Counsel must be careful to analyze the purpose of the assistance under the fourth element. If the purpose of the assistance was to accomplish to goals of the offense, the accused is a principal. If the purpose of the assistance was to hinder the apprehension, trial, or punishment of the principal, then the offense is properly charged under Article 78.
§ 3:3 – Qualifying Acts
The case law in this area has overwhelmingly developed within the context of the offense of larceny. Larceny is a continuing offense. It is common for additional players to become involved after the offense was committed. Typical fact patterns that constitute violations of Article 78 include:
-Falsely informing investigators that someone other than the actual perpetrator committed an offense[3];
-Providing supplies to clean weapons used to commit various offenses[4]

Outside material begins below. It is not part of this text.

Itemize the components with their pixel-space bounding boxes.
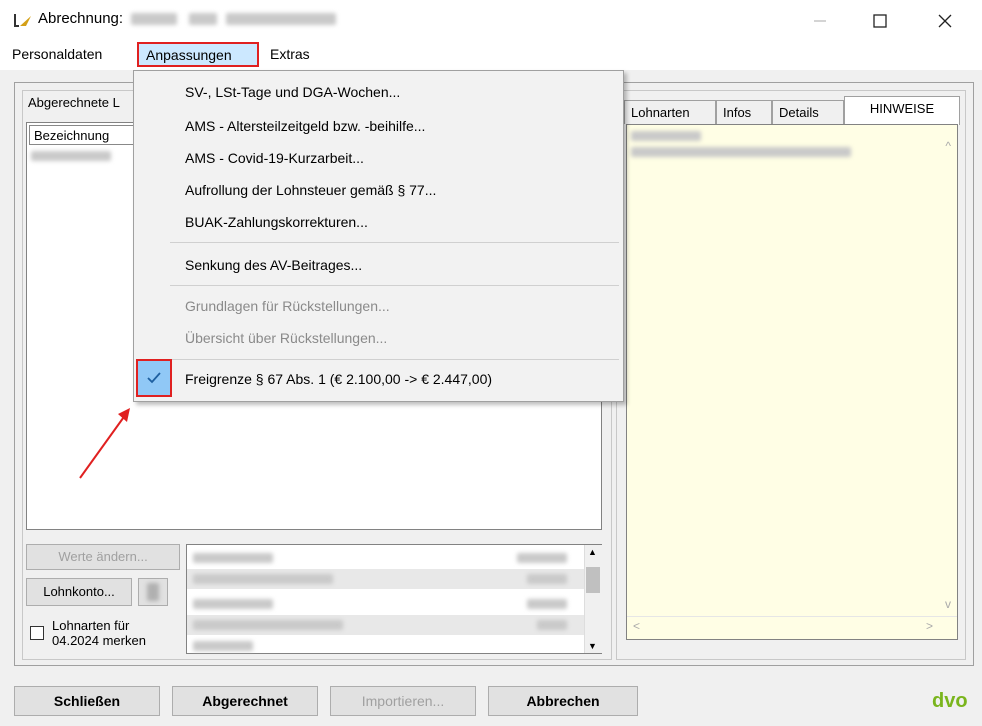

-Advising the perpetrator to get rid of stolen goods[5];
-Concealing the proceeds of a larceny for the perpetrator[6].
§ 3:4 – Practice Pointers
The explanation to Article 78 provides a couple of key points that counsel must be aware of. Firstly, the failure to report an offense does not make a person an accessory after the fact. Secondly, the law requires that the alleged accessory after the fact have “actual knowledge” that the perpetrator had committed an offense. A lack of actual knowledge, in many cases, may be the only defense.

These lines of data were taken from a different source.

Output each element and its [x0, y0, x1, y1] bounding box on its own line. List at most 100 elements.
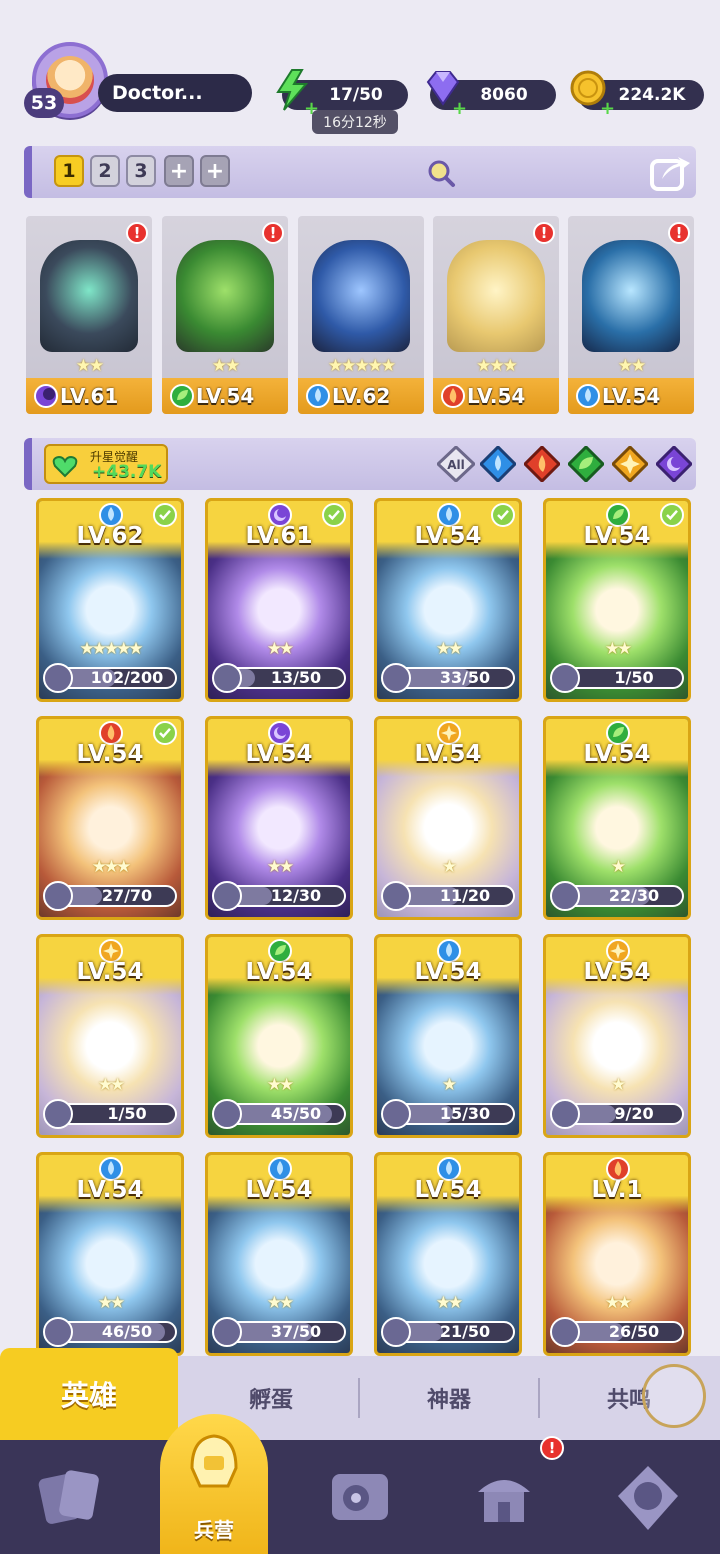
hero-level: LV.54: [76, 1177, 144, 1203]
hero-level: LV.54: [414, 523, 482, 549]
shard-count: 1/50: [614, 668, 654, 687]
map-compass-icon: [332, 1474, 388, 1520]
filter-fire-icon[interactable]: [524, 446, 560, 482]
nav-guild[interactable]: [576, 1440, 720, 1554]
team-tab-2[interactable]: 2: [90, 155, 120, 187]
filter-dark-icon[interactable]: [656, 446, 692, 482]
hero-card[interactable]: LV.62 ★★★★★ 102/200: [36, 498, 184, 702]
water-element-icon: [576, 384, 600, 408]
hero-level: LV.54: [583, 959, 651, 985]
hero-level: LV.54: [245, 959, 313, 985]
team-tab-1[interactable]: 1: [54, 155, 84, 187]
shard-icon: [550, 1317, 580, 1347]
nav-cards[interactable]: [0, 1440, 144, 1554]
tab-heroes[interactable]: 英雄: [0, 1348, 178, 1440]
star-rating: ★★: [266, 639, 294, 659]
awaken-value: +43.7K: [92, 462, 162, 482]
hero-card[interactable]: LV.54 ★ 9/20: [543, 934, 691, 1138]
fire-element-icon: [441, 384, 465, 408]
hero-level: LV.54: [196, 384, 255, 408]
star-rating: ★: [441, 857, 457, 877]
hero-level: LV.54: [245, 1177, 313, 1203]
energy-timer: 16分12秒: [312, 110, 398, 134]
share-icon[interactable]: [648, 151, 692, 193]
hero-card[interactable]: LV.54 ★★★ 27/70: [36, 716, 184, 920]
hero-card[interactable]: LV.54 ★ 15/30: [374, 934, 522, 1138]
hero-portrait: [312, 240, 410, 352]
hero-card[interactable]: LV.54 ★★ 21/50: [374, 1152, 522, 1356]
star-rating: ★: [610, 857, 626, 877]
barracks-helmet-icon: [190, 1434, 238, 1488]
filter-water-icon[interactable]: [480, 446, 516, 482]
gem-plus-icon[interactable]: +: [452, 98, 467, 119]
hero-level: LV.54: [583, 741, 651, 767]
player-level-badge: 53: [24, 88, 64, 118]
gold-value: 224.2K: [618, 85, 686, 105]
hero-level: LV.61: [60, 384, 119, 408]
team-tab-add-2[interactable]: +: [200, 155, 230, 187]
team-slot-1[interactable]: ! ★★ LV.61: [26, 216, 152, 414]
bottom-nav: 兵营 !: [0, 1414, 720, 1554]
nav-barracks[interactable]: 兵营: [160, 1414, 268, 1554]
sub-tab-bar: 英雄 孵蛋 神器 共鸣: [0, 1348, 720, 1440]
shard-icon: [381, 663, 411, 693]
level-bar: LV.54: [433, 378, 559, 414]
star-rating: ★★: [97, 1293, 125, 1313]
hero-card[interactable]: LV.54 ★★ 1/50: [543, 498, 691, 702]
star-rating: ★★★★★: [79, 639, 143, 659]
level-bar: LV.61: [26, 378, 152, 414]
hero-level: LV.54: [76, 959, 144, 985]
team-slot-3[interactable]: ★★★★★ LV.62: [298, 216, 424, 414]
hero-portrait: [582, 240, 680, 352]
shard-count: 46/50: [101, 1322, 153, 1341]
tab-artifact[interactable]: 神器: [360, 1356, 538, 1440]
nav-map[interactable]: [288, 1440, 432, 1554]
team-tab-add-1[interactable]: +: [164, 155, 194, 187]
hero-card[interactable]: LV.54 ★★ 45/50: [205, 934, 353, 1138]
star-awaken-button[interactable]: 升星觉醒 +43.7K: [44, 444, 168, 484]
level-bar: LV.54: [162, 378, 288, 414]
filter-all-button[interactable]: All: [437, 446, 475, 482]
star-rating: ★★: [97, 1075, 125, 1095]
water-element-icon: [306, 384, 330, 408]
hero-card[interactable]: LV.54 ★★ 12/30: [205, 716, 353, 920]
star-rating: ★★: [435, 1293, 463, 1313]
hero-level: LV.54: [414, 741, 482, 767]
hero-card[interactable]: LV.61 ★★ 13/50: [205, 498, 353, 702]
filter-light-icon[interactable]: [612, 446, 648, 482]
hero-card[interactable]: LV.54 ★ 22/30: [543, 716, 691, 920]
player-name[interactable]: Doctor...: [98, 74, 252, 112]
hero-level: LV.1: [591, 1177, 643, 1203]
gold-counter[interactable]: + 224.2K: [570, 70, 704, 119]
gem-counter[interactable]: + 8060: [426, 71, 556, 119]
shard-count: 33/50: [439, 668, 491, 687]
hero-card[interactable]: LV.54 ★ 11/20: [374, 716, 522, 920]
star-rating: ★★: [266, 857, 294, 877]
search-icon[interactable]: [426, 158, 456, 188]
hero-level: LV.54: [583, 523, 651, 549]
team-slot-2[interactable]: ! ★★ LV.54: [162, 216, 288, 414]
svg-text:All: All: [447, 458, 465, 472]
shard-icon: [43, 1317, 73, 1347]
shard-count: 11/20: [439, 886, 491, 905]
floating-ring-button[interactable]: [642, 1364, 706, 1428]
energy-counter[interactable]: + 17/50: [276, 69, 408, 119]
filter-nature-icon[interactable]: [568, 446, 604, 482]
team-slot-4[interactable]: ! ★★★ LV.54: [433, 216, 559, 414]
hero-level: LV.54: [245, 741, 313, 767]
level-bar: LV.54: [568, 378, 694, 414]
top-status-bar: 53 Doctor... + 17/50 16分12秒 + 8060 + 224…: [0, 36, 720, 136]
hero-card[interactable]: LV.1 ★★ 26/50: [543, 1152, 691, 1356]
shard-icon: [381, 1099, 411, 1129]
hero-card[interactable]: LV.54 ★★ 33/50: [374, 498, 522, 702]
hero-card[interactable]: LV.54 ★★ 46/50: [36, 1152, 184, 1356]
gold-plus-icon[interactable]: +: [600, 98, 615, 119]
hero-card[interactable]: LV.54 ★★ 1/50: [36, 934, 184, 1138]
team-tab-3[interactable]: 3: [126, 155, 156, 187]
team-slot-5[interactable]: ! ★★ LV.54: [568, 216, 694, 414]
hero-portrait: [447, 240, 545, 352]
guild-emblem-icon: [618, 1466, 678, 1530]
shard-icon: [43, 1099, 73, 1129]
star-rating: ★★: [211, 356, 240, 376]
hero-card[interactable]: LV.54 ★★ 37/50: [205, 1152, 353, 1356]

Additionally, counsel should be aware that the distinction between Article78 and Article 134, Misprision of a Serious Offense, is that misprision of a serious offense requires that the perpetrator commit an offense punishable by more than a year confinement.

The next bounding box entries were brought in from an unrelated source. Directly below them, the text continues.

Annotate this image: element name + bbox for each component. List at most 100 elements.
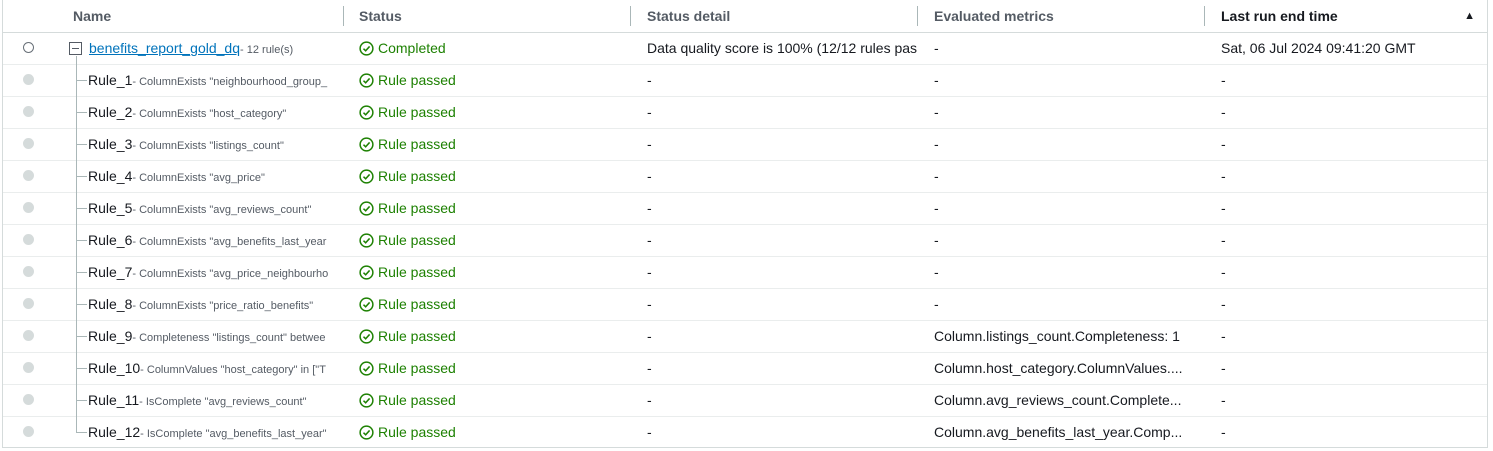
tree-connector	[76, 240, 87, 241]
tree-connector	[76, 400, 87, 401]
rule-name: Rule_6	[88, 232, 133, 248]
column-header-status[interactable]: Status	[359, 0, 402, 32]
column-resizer[interactable]	[917, 6, 918, 26]
column-header-name[interactable]: Name	[73, 0, 111, 32]
last-run-end-time-cell: -	[1221, 232, 1226, 248]
rule-name: Rule_10	[88, 360, 141, 376]
row-select-radio	[23, 362, 34, 373]
status-cell: Rule passed	[359, 225, 456, 256]
column-resizer[interactable]	[630, 6, 631, 26]
evaluated-metrics-cell: Column.host_category.ColumnValues....	[934, 360, 1183, 376]
name-cell: Rule_12- IsComplete "avg_benefits_last_y…	[88, 417, 343, 447]
rule-definition: - ColumnExists "price_ratio_benefits"	[132, 300, 314, 312]
ruleset-link[interactable]: benefits_report_gold_dq	[89, 40, 240, 56]
rule-definition: - ColumnExists "host_category"	[132, 108, 287, 120]
tree-connector	[76, 112, 87, 113]
status-detail-cell: -	[647, 104, 652, 120]
name-cell: Rule_3- ColumnExists "listings_count"	[88, 129, 343, 160]
table-row: Rule_6- ColumnExists "avg_benefits_last_…	[3, 225, 1487, 257]
last-run-end-time-cell: -	[1221, 328, 1226, 344]
status-detail-cell: -	[647, 168, 652, 184]
tree-connector	[76, 353, 77, 385]
table-row: Rule_7- ColumnExists "avg_price_neighbou…	[3, 257, 1487, 289]
column-header-status-detail[interactable]: Status detail	[647, 0, 730, 32]
status-detail-cell: -	[647, 200, 652, 216]
last-run-end-time-cell: -	[1221, 392, 1226, 408]
rule-definition: - ColumnExists "neighbourhood_group_	[132, 76, 328, 88]
status-cell: Rule passed	[359, 129, 456, 160]
evaluated-metrics-cell: -	[934, 104, 939, 120]
status-cell: Rule passed	[359, 65, 456, 96]
status-text: Rule passed	[378, 360, 456, 376]
collapse-icon[interactable]	[69, 42, 82, 55]
row-select-radio[interactable]	[23, 42, 34, 53]
check-circle-icon	[359, 41, 374, 56]
name-cell: Rule_8- ColumnExists "price_ratio_benefi…	[88, 289, 343, 320]
rule-name: Rule_2	[88, 104, 133, 120]
check-circle-icon	[359, 425, 374, 440]
status-detail-cell: -	[647, 392, 652, 408]
evaluated-metrics-cell: -	[934, 200, 939, 216]
status-text: Rule passed	[378, 296, 456, 312]
rule-definition: - IsComplete "avg_benefits_last_year"	[140, 428, 327, 440]
status-detail-cell: -	[647, 328, 652, 344]
table-row: Rule_10- ColumnValues "host_category" in…	[3, 353, 1487, 385]
status-cell: Rule passed	[359, 385, 456, 416]
tree-connector	[76, 304, 87, 305]
status-detail-cell: -	[647, 424, 652, 440]
column-resizer[interactable]	[1204, 6, 1205, 26]
caret-up-icon[interactable]: ▲	[1464, 0, 1475, 32]
table-row-parent: benefits_report_gold_dq- 12 rule(s) Comp…	[3, 33, 1487, 65]
last-run-end-time-cell: -	[1221, 104, 1226, 120]
row-select-radio	[23, 138, 34, 149]
status-detail-cell: -	[647, 360, 652, 376]
tree-connector	[76, 144, 87, 145]
check-circle-icon	[359, 329, 374, 344]
rule-definition: - ColumnExists "avg_benefits_last_year	[132, 236, 327, 248]
name-cell: benefits_report_gold_dq- 12 rule(s)	[89, 33, 343, 64]
last-run-end-time-cell: -	[1221, 72, 1226, 88]
tree-connector	[76, 161, 77, 193]
last-run-end-time-cell: -	[1221, 264, 1226, 280]
tree-connector	[76, 56, 77, 65]
rule-definition: - ColumnExists "listings_count"	[132, 140, 284, 152]
rule-name: Rule_5	[88, 200, 133, 216]
check-circle-icon	[359, 265, 374, 280]
evaluated-metrics-cell: Column.avg_benefits_last_year.Comp...	[934, 424, 1183, 440]
table-row: Rule_4- ColumnExists "avg_price" Rule pas…	[3, 161, 1487, 193]
check-circle-icon	[359, 361, 374, 376]
rule-definition: - ColumnExists "avg_reviews_count"	[132, 204, 312, 216]
status-cell: Rule passed	[359, 353, 456, 384]
check-circle-icon	[359, 393, 374, 408]
name-cell: Rule_2- ColumnExists "host_category"	[88, 97, 343, 128]
status-text: Rule passed	[378, 136, 456, 152]
column-resizer[interactable]	[343, 6, 344, 26]
status-detail-cell: -	[647, 72, 652, 88]
check-circle-icon	[359, 105, 374, 120]
check-circle-icon	[359, 201, 374, 216]
rule-definition: - Completeness "listings_count" betwee	[132, 332, 326, 344]
status-cell: Rule passed	[359, 321, 456, 352]
evaluated-metrics-cell: Column.avg_reviews_count.Complete...	[934, 392, 1182, 408]
evaluated-metrics-cell: -	[934, 72, 939, 88]
tree-connector	[76, 80, 87, 81]
rule-name: Rule_9	[88, 328, 133, 344]
rule-name: Rule_11	[88, 392, 140, 408]
name-cell: Rule_1- ColumnExists "neighbourhood_grou…	[88, 65, 343, 96]
status-text: Rule passed	[378, 168, 456, 184]
row-select-radio	[23, 170, 34, 181]
table-row: Rule_9- Completeness "listings_count" be…	[3, 321, 1487, 353]
rule-name: Rule_1	[88, 72, 133, 88]
tree-connector	[76, 208, 87, 209]
name-cell: Rule_10- ColumnValues "host_category" in…	[88, 353, 343, 384]
rule-name: Rule_4	[88, 168, 133, 184]
table-row: Rule_2- ColumnExists "host_category" Rule…	[3, 97, 1487, 129]
column-header-last-run-end-time[interactable]: Last run end time	[1221, 0, 1338, 32]
status-text: Rule passed	[378, 328, 456, 344]
status-detail-cell: -	[647, 264, 652, 280]
rule-name: Rule_8	[88, 296, 133, 312]
last-run-end-time-cell: -	[1221, 296, 1226, 312]
column-header-evaluated-metrics[interactable]: Evaluated metrics	[934, 0, 1054, 32]
status-cell: Rule passed	[359, 257, 456, 288]
status-detail-cell: Data quality score is 100% (12/12 rules …	[647, 40, 917, 56]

§ 3:5 – Standard Instructions
Standard Instructions
DA Pamphlet 27-9
3-2-1 – Accessory after the fact
§ 3:6–Maximum Punishments
The maximum punishment under Article 78 is the maximum punishment authorized for the principal offense – except that in no case shall the death penalty nor more than one-half of the maximum confinement authorized for that offense be adjudged. Additionally, the period of confinement shall not exceed 10 years in any case in which life imprisonment may be adjudged.
[1] United States v. Price, 34 CMR 516 (ABR 1963).
[2] United States v. McCrea, 50 CMR 194 (ACMR 1975).
[3] United States v. Davis, 42 MJ 453 (CAAF 1996).
[4] United States v. Foushee, 13 MJ 833 (ACMR 1982).
[5] United States v. Marsh, 32 CMR 252 (CMA 1962)
[6] United States v. Tamas, 20 CMR 218 (CMR 1955).